One difficulty in using artificial agents for human-assistive applications lies in the challenge of accurately assisting with a person's goal(s). Existing methods tend to rely on inferring the human's goal, which is challenging when there are many potential goals or when the set of candidate goals is difficult to identify. We propose a new paradigm for assistance by instead increasing the human's ability to control their environment, and formalize this approach by augmenting reinforcement learning with human empowerment. This task-agnostic objective increases the person's autonomy and ability to achieve any eventual state. We test our approach against assistance based on goal inference, highlighting scenarios where our method overcomes failure modes stemming from goal ambiguity or misspecification. As existing methods for estimating empowerment in continuous domains are computationally hard, precluding its use in real time learned assistance, we also propose an efficient empowerment-inspired proxy metric. Using this, we are able to successfully demonstrate our method in a shared autonomy user study for a challenging simulated teleoperation task with human-in-the-loop training.
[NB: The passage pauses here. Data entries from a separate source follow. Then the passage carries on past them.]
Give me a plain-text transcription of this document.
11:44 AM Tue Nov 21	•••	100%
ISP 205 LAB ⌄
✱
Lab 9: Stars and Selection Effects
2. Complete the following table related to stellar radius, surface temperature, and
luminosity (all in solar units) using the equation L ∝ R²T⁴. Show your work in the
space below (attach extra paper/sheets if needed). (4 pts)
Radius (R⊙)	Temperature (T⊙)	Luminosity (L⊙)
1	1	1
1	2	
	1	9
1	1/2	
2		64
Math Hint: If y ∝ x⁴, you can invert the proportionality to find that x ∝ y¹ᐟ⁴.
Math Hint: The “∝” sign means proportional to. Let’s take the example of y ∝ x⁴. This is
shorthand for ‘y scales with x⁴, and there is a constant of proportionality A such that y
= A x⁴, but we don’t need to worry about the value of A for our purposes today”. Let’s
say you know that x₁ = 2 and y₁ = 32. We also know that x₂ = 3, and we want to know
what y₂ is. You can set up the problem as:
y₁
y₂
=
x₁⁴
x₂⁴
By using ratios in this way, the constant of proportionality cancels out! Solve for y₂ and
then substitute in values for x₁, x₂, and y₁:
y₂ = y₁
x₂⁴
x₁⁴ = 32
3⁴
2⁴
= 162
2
ICRA Conference 2019 Conference Paper

Group Surfing: A Pedestrian-Based Approach to Sidewalk Robot Navigation

  • Yuqing Du
  • Nicholas J. Hetherington
  • Chu Lip Oon
  • Wesley P. Chan
  • Camilo Perez Quintero
  • Elizabeth A. Croft
  • H. F. Machiel Van der Loos

In this paper, we propose a novel navigation system for mobile robots in pedestrian-rich sidewalk environments. Sidewalks are unique in that the pedestrian-shared space has characteristics of both roads and indoor spaces. Like vehicles on roads, pedestrian movement often manifests as linear flows in opposing directions. On the other hand, pedestrians also form crowds and can exhibit much more random movements than vehicles. Classical algorithms are insufficient for safe navigation around pedestrians and remaining on the sidewalk space. Thus, our approach takes advantage of natural human motion to allow a robot to adapt to sidewalk navigation in a safe and socially-compliant manner. We developed a group surfing method which aims to imitate the optimal pedestrian group for bringing the robot closer to its goal. For pedestrian-sparse environments, we propose a sidewalk edge detection and following method. Underlying these two navigation methods, the collision avoidance scheme is human-aware. The integrated navigation stack is evaluated and demonstrated in simulation. A hardware demonstration is also presented.